京都in京都(3)

50年前に作った曲を聴くなんてことはそんなにない。もちろんどんな曲を作ったかなどすっかり忘れていて、想像だけが(相当に)膨らんでいたから聴いたときは、呆気にとられた。曲らしきものが20分くらい流れる。メロディーはほとんどない。fluteのsolo、忘れた頃に鳴る管のサウンド、猫が手で弾いているようなピアノ、それらが繰り返し現れ、そして終わる。
なんだこれ。う〜ん、なにを思って作ったのだろう。若気の至りという言葉も思い浮かぶ。よくこんなことをやらせてくれたもんだ。

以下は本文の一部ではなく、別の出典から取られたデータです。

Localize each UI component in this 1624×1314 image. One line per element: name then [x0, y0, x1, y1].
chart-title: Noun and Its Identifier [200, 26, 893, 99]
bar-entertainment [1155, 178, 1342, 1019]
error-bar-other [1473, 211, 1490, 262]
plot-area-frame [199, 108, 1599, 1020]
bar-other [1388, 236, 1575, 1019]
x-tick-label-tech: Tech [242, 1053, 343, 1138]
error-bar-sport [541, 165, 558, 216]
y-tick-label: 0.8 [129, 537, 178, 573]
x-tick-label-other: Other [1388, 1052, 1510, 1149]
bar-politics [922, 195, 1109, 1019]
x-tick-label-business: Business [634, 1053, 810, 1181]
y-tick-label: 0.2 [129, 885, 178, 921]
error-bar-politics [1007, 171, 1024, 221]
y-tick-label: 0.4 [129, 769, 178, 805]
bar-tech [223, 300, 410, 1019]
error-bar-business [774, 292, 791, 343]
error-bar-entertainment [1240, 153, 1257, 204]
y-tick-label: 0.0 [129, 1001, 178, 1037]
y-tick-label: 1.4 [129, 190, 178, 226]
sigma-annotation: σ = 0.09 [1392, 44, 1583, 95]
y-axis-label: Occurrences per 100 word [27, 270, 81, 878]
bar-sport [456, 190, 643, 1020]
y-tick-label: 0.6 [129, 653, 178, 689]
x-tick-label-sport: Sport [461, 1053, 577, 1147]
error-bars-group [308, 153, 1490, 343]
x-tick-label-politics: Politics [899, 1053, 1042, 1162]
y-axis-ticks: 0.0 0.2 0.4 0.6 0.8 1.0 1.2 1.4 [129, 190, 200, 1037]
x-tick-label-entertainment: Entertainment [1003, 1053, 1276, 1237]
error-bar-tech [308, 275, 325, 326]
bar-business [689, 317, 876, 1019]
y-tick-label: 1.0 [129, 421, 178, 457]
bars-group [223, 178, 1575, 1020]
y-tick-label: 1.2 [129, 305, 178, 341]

全編に流れるfluteのsoloは宮沢昭さんに違いない。後のメンバーはわからないけれどその頃のスタジオミュージシャンでは最強だ。いずれにしてもテンポがあるんだかないんだか(あるに決まってるが)わからない音楽で、これだけ聴いていたらなにがなんだかわからない。気取っていえば、京都のなにか一瞬を切り取ったような音楽だ。

編成は思ったより少なかった。12、3人というところか。ギル・エバンスのサウンドは聴こえてこなかった。猫の手のピアノは自分だろう。指揮は誰だかわからないけれど、そのころよく頼んでいた中谷勝昭さんかも知れない。